Nato a Cuneo il 29 novembre del 1969, avvocato, eletto la prima volta alla Camera con Forza Italia nel 2006 e poi riconfermato con il Popolo delle libertà nel 2008 e 2013, Costa si impegna in prima linea nelle battaglie del centrodestra sui temi della giustizia, fino ad essere relatore del lodo Alfano, la legge che prevedeva la sospensione dei procedimenti giudiziari a carico delle quattro alte cariche dello Stato.

A novembre del 2013 decide di seguire Angelino Alfano nel Nuovo centrodestra, diventando il capogruppo del partito alla Camera. Incarico che lascia quando a febbraio del 2014 entra nel governo di Matteo Renzi come sottosegretario alla Giustizia, promosso a viceministro nello stesso dicastero a giugno di quell'anno.
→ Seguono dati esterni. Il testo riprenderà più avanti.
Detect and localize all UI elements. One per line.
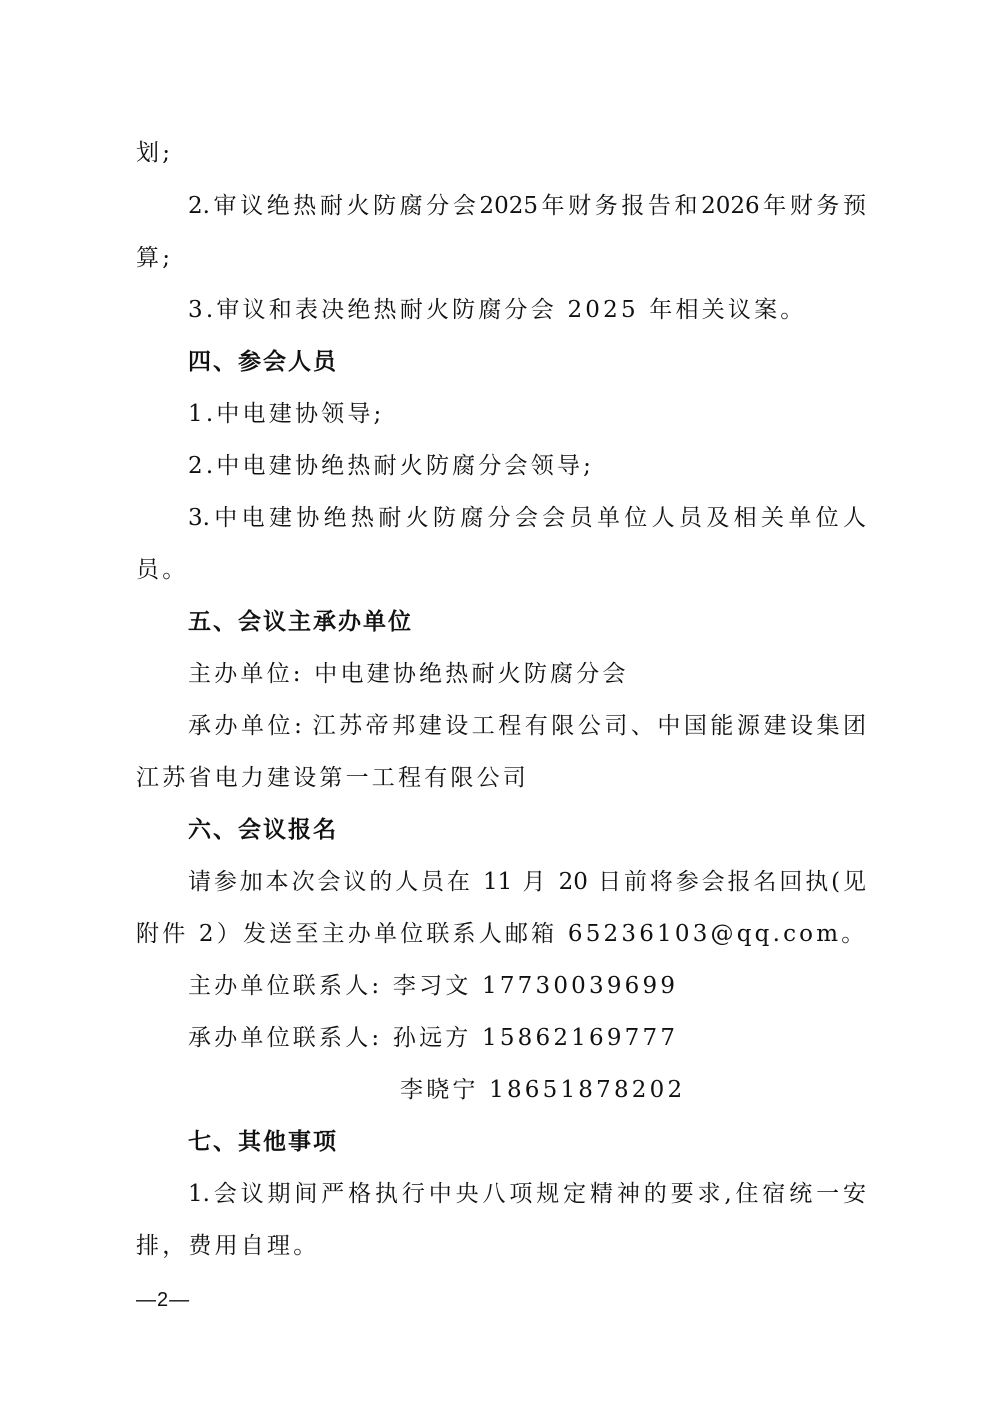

Poi all'inizio di quest'anno un ulteriore passo in avanti con l'indicazione a ministro degli Affari regionali.

Nel dicastero ottiene anche la delega per le politiche familiari, tema caro ai centristi. E proprio alla vigilia del referendum polemizza a distanza con il leader del Family day Massimo Gandolfini, schierato per il no, e accusato dal ministro di aver dimenticato "i significativi interventi inseriti dal governo nella legge di bilancio" e che, "grazie ad Area popolare, la stepchild adoption è stata stralciata dalla legge sulle unioni civili e non è mai stata introdotta nell'ordinamento".